I did do some profiling to compare function profiles with and without splitting enabled. I see only one case where we are spending any time in a cold split function (i.e. where the profile presumably wasn't accurate), but I don't think this is causing most of the difference. It looks like there are very different inlines (expected), but these might be causing a degradation for some reason. I will try moving the splitting to after the ThinLTO backend (post-thinlink) inlining and see what effect there is. Theoretically we should be getting more accurate importing/inlining, it would be good to understand where this is going wrong if not!

Thanks, this would be a really useful experiment.

vsk added a comment.Feb 14 2019, 3:37 PM

... I will try moving the splitting to after the ThinLTO backend (post-thinlink) inlining and see what effect there is. Theoretically we should be getting more accurate importing/inlining, it would be good to understand where this is going wrong if not!

I have not yet tried the experiment you've described here. We've noticed that scheduling splitting early causes a regression for certain benchmarks in SPEC even without PGO data applied, however. As the heuristics for splitting are very conservative without PGO, this suggests that splitting before inlining may inadvertently hide important context from the optimizer.

In D57805#1398718, @vsk wrote:

... I will try moving the splitting to after the ThinLTO backend (post-thinlink) inlining and see what effect there is. Theoretically we should be getting more accurate importing/inlining, it would be good to understand where this is going wrong if not!

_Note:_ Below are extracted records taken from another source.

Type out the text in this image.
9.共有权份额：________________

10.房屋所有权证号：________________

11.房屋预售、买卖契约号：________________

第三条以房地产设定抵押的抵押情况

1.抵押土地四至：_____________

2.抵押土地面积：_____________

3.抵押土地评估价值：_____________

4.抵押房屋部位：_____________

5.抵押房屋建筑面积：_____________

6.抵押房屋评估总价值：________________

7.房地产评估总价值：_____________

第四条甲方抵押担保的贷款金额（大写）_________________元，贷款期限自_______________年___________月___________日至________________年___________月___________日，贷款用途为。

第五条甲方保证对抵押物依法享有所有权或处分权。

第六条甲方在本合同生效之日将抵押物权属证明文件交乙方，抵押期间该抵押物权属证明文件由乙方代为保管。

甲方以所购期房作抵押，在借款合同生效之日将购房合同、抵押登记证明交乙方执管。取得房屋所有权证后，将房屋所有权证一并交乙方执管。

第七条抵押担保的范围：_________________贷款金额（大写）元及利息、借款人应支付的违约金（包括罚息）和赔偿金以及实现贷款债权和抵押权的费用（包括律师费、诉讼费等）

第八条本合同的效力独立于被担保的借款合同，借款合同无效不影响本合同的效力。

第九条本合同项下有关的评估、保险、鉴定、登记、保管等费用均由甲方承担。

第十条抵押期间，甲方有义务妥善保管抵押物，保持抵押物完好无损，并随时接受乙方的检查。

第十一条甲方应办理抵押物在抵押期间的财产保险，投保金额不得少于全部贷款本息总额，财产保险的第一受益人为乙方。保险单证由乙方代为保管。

I have not yet tried the experiment you've described here. We've noticed that scheduling splitting early causes a regression for certain benchmarks in SPEC even without PGO data applied, however. As the heuristics for splitting are very conservative without PGO, this suggests that splitting before inlining may inadvertently hide important context from the optimizer.

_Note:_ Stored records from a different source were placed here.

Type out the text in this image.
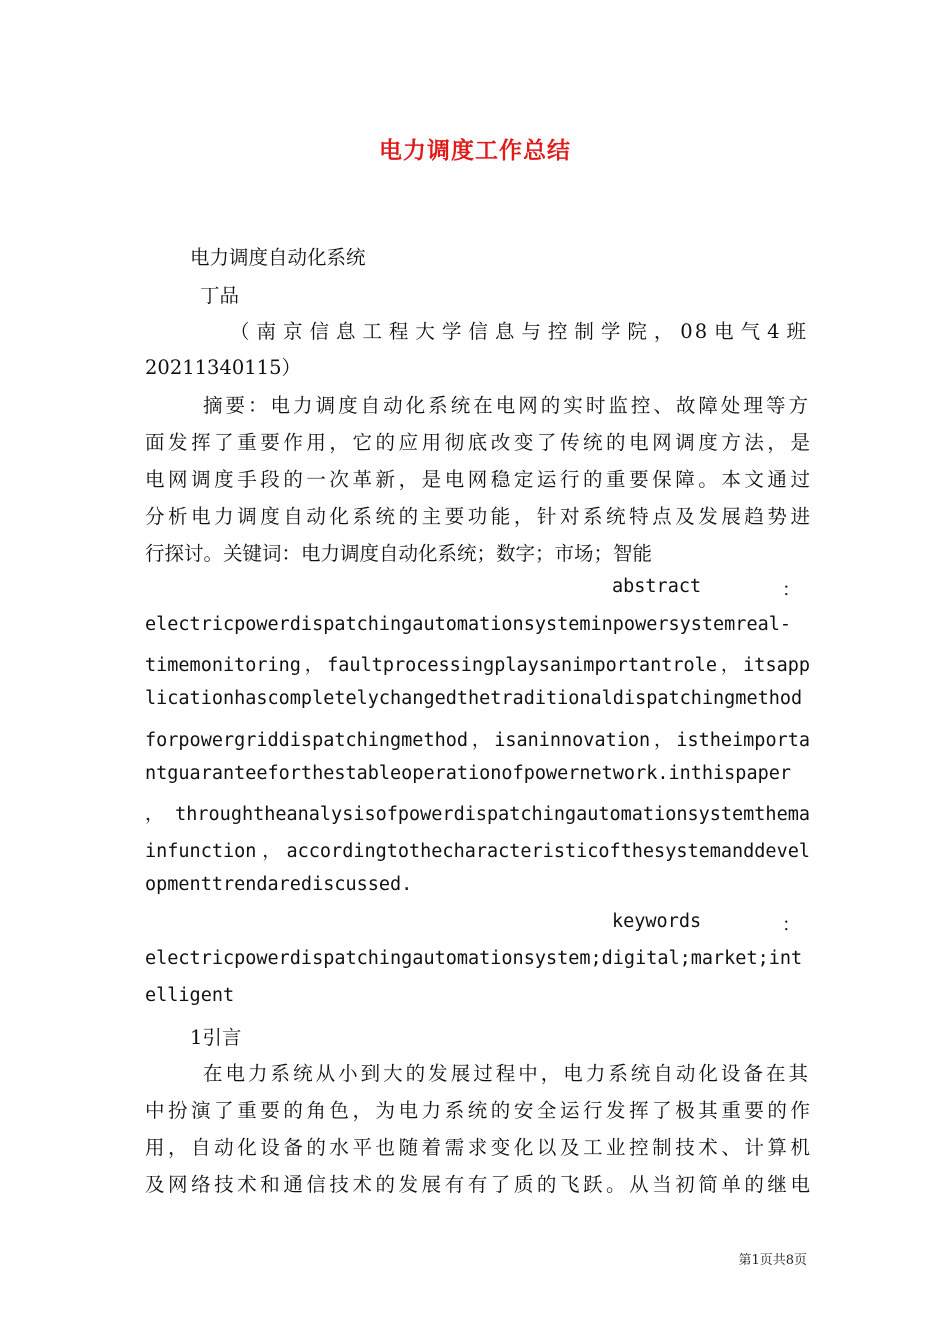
电力调度工作总结
电力调度自动化系统
丁品
（南京信息工程大学信息与控制学院，08电气4班
20211340115）
摘要：电力调度自动化系统在电网的实时监控、故障处理等方
面发挥了重要作用，它的应用彻底改变了传统的电网调度方法，是
电网调度手段的一次革新，是电网稳定运行的重要保障。本文通过
分析电力调度自动化系统的主要功能，针对系统特点及发展趋势进
行探讨。关键词：电力调度自动化系统；数字；市场；智能
abstract	：
electricpowerdispatchingautomationsysteminpowersystemreal-
timemonitoring，faultprocessingplaysanimportantrole，itsapp
licationhascompletelychangedthetraditionaldispatchingmethod
forpowergriddispatchingmethod，isaninnovation，istheimporta
ntguaranteeforthestableoperationofpowernetwork.inthispaper
，throughtheanalysisofpowerdispatchingautomationsystemthema
infunction，accordingtothecharacteristicofthesystemanddevel
opmenttrendarediscussed.
keywords	：
electricpowerdispatchingautomationsystem;digital;market;int
elligent
1引言
在电力系统从小到大的发展过程中，电力系统自动化设备在其
中扮演了重要的角色，为电力系统的安全运行发挥了极其重要的作
用，自动化设备的水平也随着需求变化以及工业控制技术、计算机
及网络技术和通信技术的发展有有了质的飞跃。从当初简单的继电
第1页共8页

I gave this a try with our internal benchmark that was slowing down with splitting before inlining. Moving it after inlining (the post link inlining in ThinLTO) caused the degradation to go away. Unfortunately no speedup though. I haven't had a chance to dig into the performance results more than that (and am heading out of town for the better part of the next couple weeks). I will review your new patch to move the pass later shortly though.